Le silence planait dans la petite cuisine du foyer Oikawa. Recroquevillée sur un tabouret de bar, Fusae laissait son regard traîner un peu partout. Du verre d'eau servi par son voisin quelques secondes plus tôt, en passant par le comprimé déposé juste à côté, puis au reste de la cuisine toute entière. Le garçon l'y avait abandonnée pour disparaître dans sa chambre, et en dépit de toute la fébrilité qu'elle ressentait et de sa migraine lancinante, elle débordait de curiosité. C'était la deuxième fois qu'elle entrait chez son voisin, ce qui ne manquait pas de la troubler encore un peu. Elle ne pouvait s'empêcher de jeter des coups d'œil autour d'elle pour découvrir cet habitat à la fois si semblable et si différent du sien.

— Encore à rêvasser, petite voisine ?

Elle se tourna vers Oikawa, qui était revenu de sa chambre. Il avait troqué son élégant uniforme à carreaux contre un survêtement aux couleurs d'Aobajohsai. Encore une fois, la jeune fille était rattrapée par ses désillusions : jamais elle n'aurait pensé que son voisin puisse être aussi... relâché.

— Tu n'en veux plus ?

Il avait baissé les yeux vers le comprimé de paracétamol qui n'avait pas bougé de sa place initiale. Fusae s'en empara et répondit avec précipitation :

— Euh... si si. C'est juste que...

— Que ?

— T-t'es sûr que c'est pas trop fort pour les migraines ? Enfin, je sais pas, mais apparemment les ligaments, c'est une grosse blessure quand même...
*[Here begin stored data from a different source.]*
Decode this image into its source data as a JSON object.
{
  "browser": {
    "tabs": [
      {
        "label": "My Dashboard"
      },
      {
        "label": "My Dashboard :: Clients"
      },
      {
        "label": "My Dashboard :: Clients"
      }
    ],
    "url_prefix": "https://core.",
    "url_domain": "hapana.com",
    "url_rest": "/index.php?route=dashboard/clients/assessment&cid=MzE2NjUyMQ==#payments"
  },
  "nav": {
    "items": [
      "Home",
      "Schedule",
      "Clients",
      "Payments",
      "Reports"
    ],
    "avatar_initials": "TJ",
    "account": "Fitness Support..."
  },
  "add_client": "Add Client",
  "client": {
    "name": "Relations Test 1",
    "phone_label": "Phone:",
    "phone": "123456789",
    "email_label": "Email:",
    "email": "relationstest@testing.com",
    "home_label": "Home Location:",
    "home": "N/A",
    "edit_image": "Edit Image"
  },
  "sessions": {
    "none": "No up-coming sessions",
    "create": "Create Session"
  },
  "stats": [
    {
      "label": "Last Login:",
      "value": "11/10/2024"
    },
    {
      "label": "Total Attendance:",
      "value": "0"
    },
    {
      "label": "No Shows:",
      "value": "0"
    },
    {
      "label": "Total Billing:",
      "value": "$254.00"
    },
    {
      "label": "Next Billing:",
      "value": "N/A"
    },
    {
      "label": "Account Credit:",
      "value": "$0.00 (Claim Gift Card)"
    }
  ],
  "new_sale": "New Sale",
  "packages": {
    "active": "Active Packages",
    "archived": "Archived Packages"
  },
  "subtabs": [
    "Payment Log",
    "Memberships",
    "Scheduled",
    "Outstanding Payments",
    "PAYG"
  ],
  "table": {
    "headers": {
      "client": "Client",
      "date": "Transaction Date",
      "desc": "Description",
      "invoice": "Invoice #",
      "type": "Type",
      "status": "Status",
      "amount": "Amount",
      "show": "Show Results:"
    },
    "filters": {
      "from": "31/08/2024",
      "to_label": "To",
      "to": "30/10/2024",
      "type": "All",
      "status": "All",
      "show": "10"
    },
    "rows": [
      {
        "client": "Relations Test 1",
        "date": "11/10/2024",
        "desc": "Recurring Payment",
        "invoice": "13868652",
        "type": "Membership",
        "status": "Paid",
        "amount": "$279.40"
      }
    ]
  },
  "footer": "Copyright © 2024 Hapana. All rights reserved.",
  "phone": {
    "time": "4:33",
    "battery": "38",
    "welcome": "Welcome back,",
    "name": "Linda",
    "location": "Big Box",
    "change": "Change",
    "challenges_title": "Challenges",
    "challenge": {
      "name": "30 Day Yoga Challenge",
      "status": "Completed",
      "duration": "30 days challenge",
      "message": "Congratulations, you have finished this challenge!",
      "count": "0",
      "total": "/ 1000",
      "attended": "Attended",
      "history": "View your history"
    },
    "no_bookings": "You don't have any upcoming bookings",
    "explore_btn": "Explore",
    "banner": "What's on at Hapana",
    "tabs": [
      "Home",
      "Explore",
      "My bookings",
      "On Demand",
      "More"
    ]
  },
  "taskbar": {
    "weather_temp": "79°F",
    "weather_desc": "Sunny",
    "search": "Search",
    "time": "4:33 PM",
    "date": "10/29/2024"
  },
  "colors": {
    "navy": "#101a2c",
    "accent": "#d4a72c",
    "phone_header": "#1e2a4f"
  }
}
L'adolescente n'eut même pas le temps de finir sa phrase qu'Oikawa éclata de rire, engloutissant dans son hilarité ses moindres protestations. Elle pinça les lèvres, piquée au vif, mais alors que les insultes à son égard fusaient dans son esprit, son rire s'évanouit dans le silence de la pièce.

— Je t'accorde que c'est violent comme blessure, concéda-t-il avec amusement, mais c'est juste du Doliprane pour quand je force trop sur mon genou, pas une ampoule de morphine, d'accord ?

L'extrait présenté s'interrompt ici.